Detection Methods for CVE-2024-10378
Indicators of Compromise
- HTTP requests targeting URIs that invoke actionViewCDGRenewFile with anomalous CDGRenewFileId values containing SQL metacharacters such as single quotes, UNION, SELECT, --, or /*.
- Database error messages in application logs referencing the CDGRenewApplicationService class or malformed queries on renewal file tables.
- Unexpected outbound data volumes from the ESAFENET CDG application server following requests to the affected endpoint.
Detection Strategies
- Inspect web server and application logs for unusually long or encoded CDGRenewFileId parameter values reaching the CDG servlet.
- Deploy WAF signatures or IDS rules that flag classic SQL injection patterns against the /com/esafenet/servlet/client/ URI path.
- Correlate authenticated user sessions with anomalous query volumes or error rates from the backend database serving ESAFENET CDG.
Monitoring Recommendations
- Enable verbose query logging on the database backing ESAFENET CDG and alert on syntactically anomalous or unusually long statements referencing renewal file tables.
- Monitor authentication logs to detect compromised low-privilege accounts being used to probe the vulnerable endpoint.

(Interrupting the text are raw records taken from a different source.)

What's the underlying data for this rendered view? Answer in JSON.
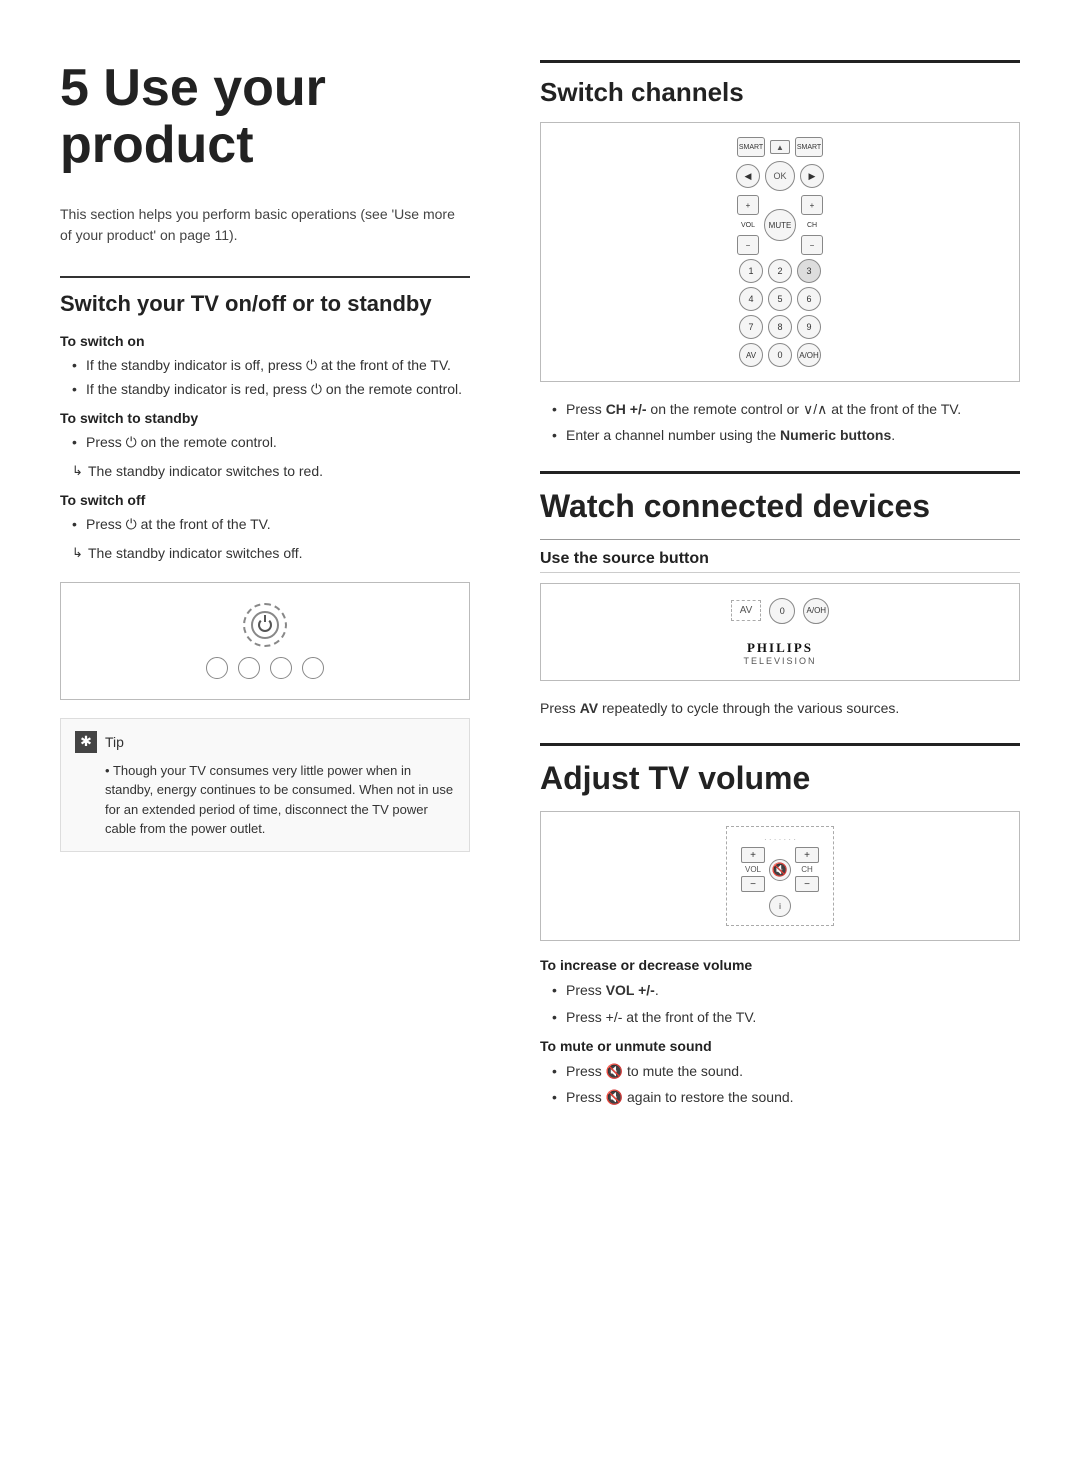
{
  "page": {
    "chapter_number": "5",
    "chapter_title": "Use your\nproduct",
    "intro": "This section helps you perform basic operations (see 'Use more of your product' on page 11).",
    "left": {
      "section1": {
        "title": "Switch your TV on/off or to standby",
        "sub1": {
          "heading": "To switch on",
          "bullets": [
            "If the standby indicator is off, press Ⓟ at the front of the TV.",
            "If the standby indicator is red, press Ⓟ on the remote control."
          ]
        },
        "sub2": {
          "heading": "To switch to standby",
          "bullets": [
            "Press Ⓟ on the remote control."
          ],
          "arrow": "The standby indicator switches to red."
        },
        "sub3": {
          "heading": "To switch off",
          "bullets": [
            "Press Ⓟ at the front of the TV."
          ],
          "arrow": "The standby indicator switches off."
        }
      },
      "tip": {
        "label": "Tip",
        "text": "Though your TV consumes very little power when in standby, energy continues to be consumed. When not in use for an extended period of time, disconnect the TV power cable from the power outlet."
      }
    },
    "right": {
      "section1": {
        "title": "Switch channels",
        "bullets": [
          "Press CH +/- on the remote control or ∨/∧ at the front of the TV.",
          "Enter a channel number using the Numeric buttons."
        ],
        "bold_parts": [
          "CH +/-",
          "Numeric buttons"
        ]
      },
      "section2": {
        "title": "Watch connected devices",
        "sub_title": "Use the source button",
        "body": "Press AV repeatedly to cycle through the various sources.",
        "bold_in_body": [
          "AV"
        ]
      },
      "section3": {
        "title": "Adjust TV volume",
        "sub1": {
          "heading": "To increase or decrease volume",
          "bullets": [
            "Press VOL +/-.",
            "Press +/- at the front of the TV."
          ],
          "bold_parts": [
            "VOL +/-"
          ]
        },
        "sub2": {
          "heading": "To mute or unmute sound",
          "bullets": [
            "Press 🔇 to mute the sound.",
            "Press 🔇 again to restore the sound."
          ]
        }
      }
    }
  }
}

- Track egress traffic from the CDG application server for signs of bulk data exfiltration following access to actionViewCDGRenewFile.
How to Mitigate CVE-2024-10378
Immediate Actions Required
- Restrict network access to the ESAFENET CDG management interface using firewall rules or VPN-only access until a vendor patch is available.

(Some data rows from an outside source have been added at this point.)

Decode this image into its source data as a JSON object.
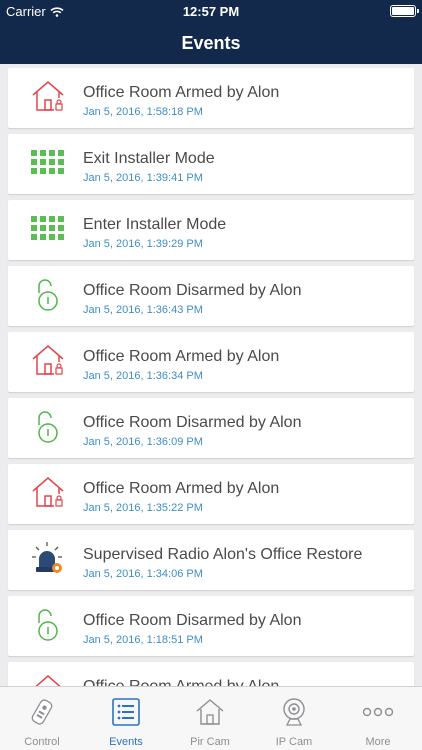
{
  "status_bar": {
    "carrier": "Carrier",
    "time": "12:57 PM"
  },
  "nav": {
    "title": "Events"
  },
  "events": [
    {
      "icon": "house-armed-icon",
      "title": "Office Room Armed by Alon",
      "date": "Jan 5, 2016, 1:58:18 PM"
    },
    {
      "icon": "keypad-icon",
      "title": "Exit Installer Mode",
      "date": "Jan 5, 2016, 1:39:41 PM"
    },
    {
      "icon": "keypad-icon",
      "title": "Enter Installer Mode",
      "date": "Jan 5, 2016, 1:39:29 PM"
    },
    {
      "icon": "unlock-icon",
      "title": "Office Room Disarmed by Alon",
      "date": "Jan 5, 2016, 1:36:43 PM"
    },
    {
      "icon": "house-armed-icon",
      "title": "Office Room Armed by Alon",
      "date": "Jan 5, 2016, 1:36:34 PM"
    },
    {
      "icon": "unlock-icon",
      "title": "Office Room Disarmed by Alon",
      "date": "Jan 5, 2016, 1:36:09 PM"
    },
    {
      "icon": "house-armed-icon",
      "title": "Office Room Armed by Alon",
      "date": "Jan 5, 2016, 1:35:22 PM"
    },
    {
      "icon": "siren-icon",
      "title": "Supervised Radio Alon's Office Restore",
      "date": "Jan 5, 2016, 1:34:06 PM"
    },
    {
      "icon": "unlock-icon",
      "title": "Office Room Disarmed by Alon",
      "date": "Jan 5, 2016, 1:18:51 PM"
    },
    {
      "icon": "house-armed-icon",
      "title": "Office Room Armed by Alon",
      "date": ""
    }
  ],
  "tabs": [
    {
      "label": "Control",
      "icon": "remote-control-icon"
    },
    {
      "label": "Events",
      "icon": "event-list-icon",
      "active": true
    },
    {
      "label": "Pir Cam",
      "icon": "house-outline-icon"
    },
    {
      "label": "IP Cam",
      "icon": "webcam-icon"
    },
    {
      "label": "More",
      "icon": "more-dots-icon"
    }
  ],
  "colors": {
    "nav": "#13294b",
    "armed": "#e0464b",
    "disarmed": "#4cb848",
    "keypad": "#5cbc55",
    "date": "#3d8fc6",
    "tab_active": "#2c72c2",
    "tab_inactive": "#8e8e93"
  }
}
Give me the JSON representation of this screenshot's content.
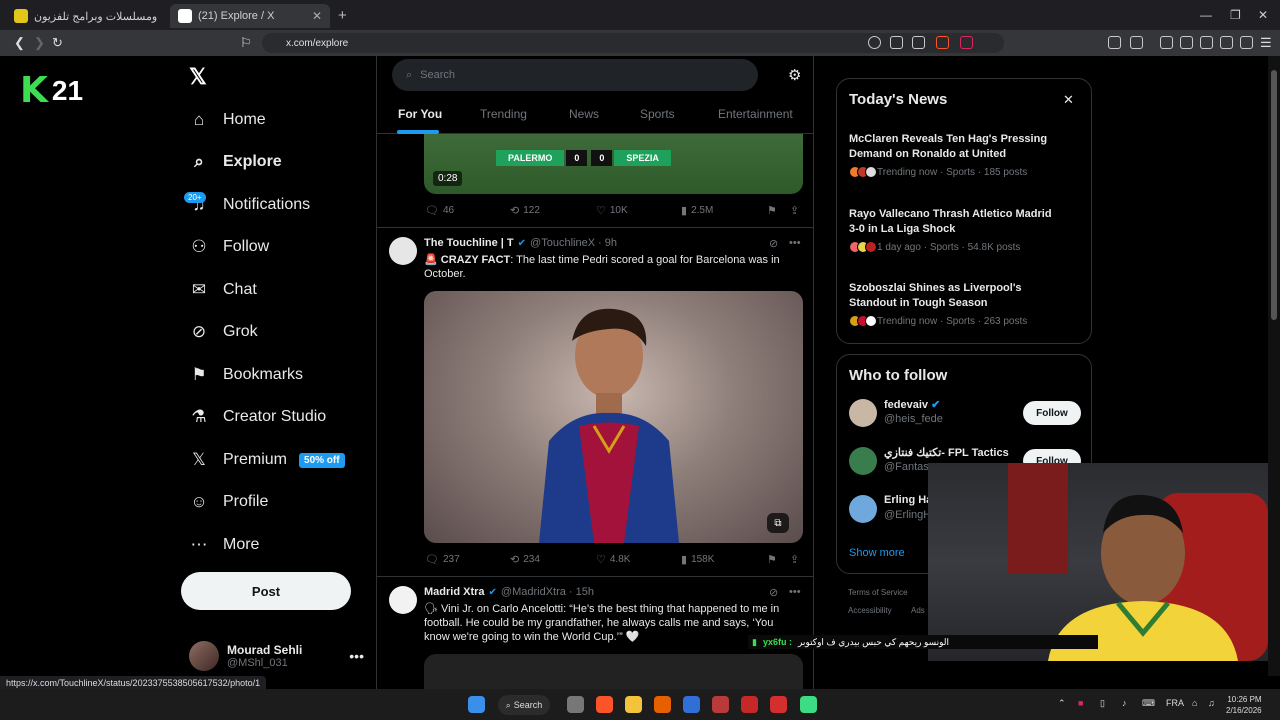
{
  "browser": {
    "tabs": [
      {
        "title": "مشاهدة أفلام ومسلسلات وبرامج تلفزيون",
        "fav_color": "#e3c61a"
      },
      {
        "title": "(21) Explore / X",
        "fav_color": "#ffffff"
      }
    ],
    "url": "x.com/explore",
    "status_url": "https://x.com/TouchlineX/status/2023375538505617532/photo/1"
  },
  "overlay_logo": {
    "letter": "K",
    "number": "21"
  },
  "sidebar": {
    "items": [
      {
        "label": "Home",
        "icon": "home-icon",
        "glyph": "⌂"
      },
      {
        "label": "Explore",
        "icon": "search-icon",
        "glyph": "⌕"
      },
      {
        "label": "Notifications",
        "icon": "bell-icon",
        "glyph": "♫"
      },
      {
        "label": "Follow",
        "icon": "person-add-icon",
        "glyph": "⚇"
      },
      {
        "label": "Chat",
        "icon": "mail-icon",
        "glyph": "✉"
      },
      {
        "label": "Grok",
        "icon": "grok-icon",
        "glyph": "⊘"
      },
      {
        "label": "Bookmarks",
        "icon": "bookmark-icon",
        "glyph": "⚑"
      },
      {
        "label": "Creator Studio",
        "icon": "flask-icon",
        "glyph": "⚗"
      },
      {
        "label": "Premium",
        "icon": "x-logo-icon",
        "glyph": "𝕏"
      },
      {
        "label": "Profile",
        "icon": "person-icon",
        "glyph": "☺"
      },
      {
        "label": "More",
        "icon": "more-circle-icon",
        "glyph": "⋯"
      }
    ],
    "notifications_badge": "20+",
    "premium_badge": "50% off",
    "post_label": "Post",
    "account": {
      "name": "Mourad Sehli",
      "handle": "@MShl_031"
    }
  },
  "explore": {
    "search_placeholder": "Search",
    "tabs": [
      "For You",
      "Trending",
      "News",
      "Sports",
      "Entertainment"
    ],
    "video": {
      "duration": "0:28",
      "home": "PALERMO",
      "score_home": "0",
      "score_away": "0",
      "away": "SPEZIA"
    },
    "tweet1_stats": {
      "replies": "46",
      "reposts": "122",
      "likes": "10K",
      "views": "2.5M"
    },
    "tweet2": {
      "name": "The Touchline | T",
      "handle": "@TouchlineX",
      "time": "· 9h",
      "label": "CRAZY FACT",
      "text": ": The last time Pedri scored a goal for Barcelona was in October.",
      "replies": "237",
      "reposts": "234",
      "likes": "4.8K",
      "views": "158K"
    },
    "tweet3": {
      "name": "Madrid Xtra",
      "handle": "@MadridXtra",
      "time": "· 15h",
      "text": "Vini Jr. on Carlo Ancelotti: “He's the best thing that happened to me in football. He could be my grandfather, he always calls me and says, ‘You know we're going to win the World Cup.’” 🤍"
    }
  },
  "news": {
    "title": "Today's News",
    "items": [
      {
        "title": "McClaren Reveals Ten Hag's Pressing Demand on Ronaldo at United",
        "meta": "Trending now · Sports · 185 posts"
      },
      {
        "title": "Rayo Vallecano Thrash Atletico Madrid 3-0 in La Liga Shock",
        "meta": "1 day ago · Sports · 54.8K posts"
      },
      {
        "title": "Szoboszlai Shines as Liverpool's Standout in Tough Season",
        "meta": "Trending now · Sports · 263 posts"
      }
    ]
  },
  "who_to_follow": {
    "title": "Who to follow",
    "follow_label": "Follow",
    "show_more": "Show more",
    "accounts": [
      {
        "name": "fedevaiv",
        "handle": "@heis_fede"
      },
      {
        "name": "تكتيك فنتازي- FPL Tactics",
        "handle": "@Fantas"
      },
      {
        "name": "Erling Ha",
        "handle": "@ErlingH"
      }
    ],
    "footer": [
      "Terms of Service",
      "Accessibility",
      "Ads"
    ]
  },
  "stream_ticker": {
    "code": "yx6fu :",
    "message": "الونسو ريحهم كي حبس بيدري ف اوكتوبر"
  },
  "taskbar": {
    "search_label": "Search",
    "lang": "FRA",
    "time": "10:26 PM",
    "date": "2/16/2026"
  }
}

- Audit and rotate credentials for all low-privilege accounts that can reach the actionViewCDGRenewFile endpoint.
- Deploy a web application firewall rule blocking SQL injection payloads targeting the CDGRenewFileId parameter.
Patch Information
No vendor patch has been published. According to the disclosure, ESAFENET was contacted early about this issue but did not respond. Organizations running ESAFENET CDG 5 should track VulDB #281808 for any future updates and contact the vendor directly for remediation guidance.
Workarounds
- Apply WAF or reverse-proxy rules to reject requests where CDGRenewFileId contains non-numeric characters, since the parameter should represent a file identifier.
- Limit database account privileges used by ESAFENET CDG so that injection cannot perform schema modification or access unrelated tables.
- Isolate the ESAFENET CDG server on a segmented network and require multi-factor authentication for any user with access to client-facing servlets.
# Example WAF rule (ModSecurity) restricting CDGRenewFileId to digits only
SecRule ARGS:CDGRenewFileId "!@rx ^[0-9]+$" \
"id:1010378,phase:2,deny,status:403,\
msg:'CVE-2024-10378 - Invalid CDGRenewFileId parameter',\
tag:'CWE-89',tag:'ESAFENET-CDG'"
Disclaimer: This content was generated using AI. While we strive for accuracy, please verify critical information with official sources.